# Silky Fantail!!!



## luisrolon (Jan 21, 2005)

Hello Guys,


Who can share with us the picture of a silky fantail?


----------



## Doves1111 (Mar 5, 2005)

*Picture of a Silky Fantail...*

This is not a picture of my silky fantail...but I wish it was. I raise fantails and would love to have a silky someday. I raise silky ringneck doves that I think are absolutely beautiful, so I could just imagine what a silky fantail would look like!
http://www.texaspigeonassociation.com/MemberPhotos/FantailSilkylg.jpg

Dawn


----------



## Doves1111 (Mar 5, 2005)

*Picture of Silky Ringneck...*

Luis,
Here's a picture my one of my silky ringneck doves...you can see the feathers are the same as the in the picture of the silky fantail pigeon.
This is Sir Oliver who is a Ash Silky. He is mated to Olivia, who is a Tangerine Pearled. Olivia is normal feathered. You *NEVER* mate a silky to a silky...you will end up with a bald bird with just quills  ...very sad. I don't know if this applies to the silky fantails, but I would assume so. Always mate a silky to a normal feathered bird...

Dawn


----------



## TAWhatley (Mar 6, 2001)

*I Saw Two Of Them Today ..*

I saw two Silky Fantails today at the Los Angeles Pigeon Club Young Bird Show.

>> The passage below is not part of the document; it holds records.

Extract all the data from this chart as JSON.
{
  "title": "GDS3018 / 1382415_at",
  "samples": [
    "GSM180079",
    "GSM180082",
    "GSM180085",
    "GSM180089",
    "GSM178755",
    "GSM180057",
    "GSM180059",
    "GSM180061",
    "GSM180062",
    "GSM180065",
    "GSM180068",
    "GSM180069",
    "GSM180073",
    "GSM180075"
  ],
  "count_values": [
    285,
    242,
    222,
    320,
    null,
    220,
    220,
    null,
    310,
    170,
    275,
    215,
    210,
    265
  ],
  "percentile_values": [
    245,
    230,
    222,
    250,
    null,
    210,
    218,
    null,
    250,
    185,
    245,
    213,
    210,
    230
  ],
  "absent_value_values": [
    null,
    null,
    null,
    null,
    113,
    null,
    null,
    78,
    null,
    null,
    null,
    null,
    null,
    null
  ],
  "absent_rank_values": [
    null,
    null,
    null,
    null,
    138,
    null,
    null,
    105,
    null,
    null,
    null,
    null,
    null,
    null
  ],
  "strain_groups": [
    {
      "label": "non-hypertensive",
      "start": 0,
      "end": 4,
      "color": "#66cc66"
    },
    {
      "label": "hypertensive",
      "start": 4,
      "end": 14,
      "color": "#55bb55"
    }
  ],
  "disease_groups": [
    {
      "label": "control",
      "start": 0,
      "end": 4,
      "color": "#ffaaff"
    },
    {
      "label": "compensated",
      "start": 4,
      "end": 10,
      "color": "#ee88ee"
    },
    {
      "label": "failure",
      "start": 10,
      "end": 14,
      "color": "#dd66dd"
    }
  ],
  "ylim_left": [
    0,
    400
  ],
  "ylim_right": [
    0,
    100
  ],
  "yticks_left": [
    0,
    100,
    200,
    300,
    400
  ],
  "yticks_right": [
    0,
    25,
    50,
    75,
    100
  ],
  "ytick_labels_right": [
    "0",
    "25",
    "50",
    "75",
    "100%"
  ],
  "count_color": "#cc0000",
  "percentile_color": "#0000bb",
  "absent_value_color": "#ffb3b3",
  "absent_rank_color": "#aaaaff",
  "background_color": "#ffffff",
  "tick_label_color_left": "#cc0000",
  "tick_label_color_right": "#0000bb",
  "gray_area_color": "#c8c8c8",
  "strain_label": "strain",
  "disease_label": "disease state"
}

They were awesome! Unfortunately, I did not bring my camera but sure wish I had done so. 

There are quite a few pictures of silky doves on the internet but only one tiny one of silky fantails that I could find .. truly amazing to see these birds in person.

Terry


----------



## TerriB (Nov 16, 2003)

Any idea of what other attributes are linked with the silky gene?


----------



## TAWhatley (Mar 6, 2001)

TerriB said:


> Any idea of what other attributes are linked with the silky gene?


No .. I don't really know a thing about them and didn't get a chance to ask the owner/breeder. 

Terry


----------



## JGregg (Jul 28, 2003)

Here's a link with several silky fantail pictures, and even a silky feral.

http://www.apexcorp.com/~rmangile/Pigeons/BabyDoll.html

There are more websites too, just google "silky fantail pigeon".


----------



## fantailgirl (Jul 19, 2005)

Do all silky fantails look like that? Without full wing and tail feathers?


----------



## TAWhatley (Mar 6, 2001)

The ones I saw at the show looked just like regular fantails except for the "wispy" feathers.

Terry


----------



## Skyeking (Jan 17, 2003)

Dawn,

That is a beautiful silky ring-neck dove.

Thank you for sharing.


----------



## kobukot (Jul 5, 2011)

Do you release your dove, if yes, does it fly back to the loft?


----------



## vintar_boy (Dec 10, 2009)

silky fantails, its not mine though


----------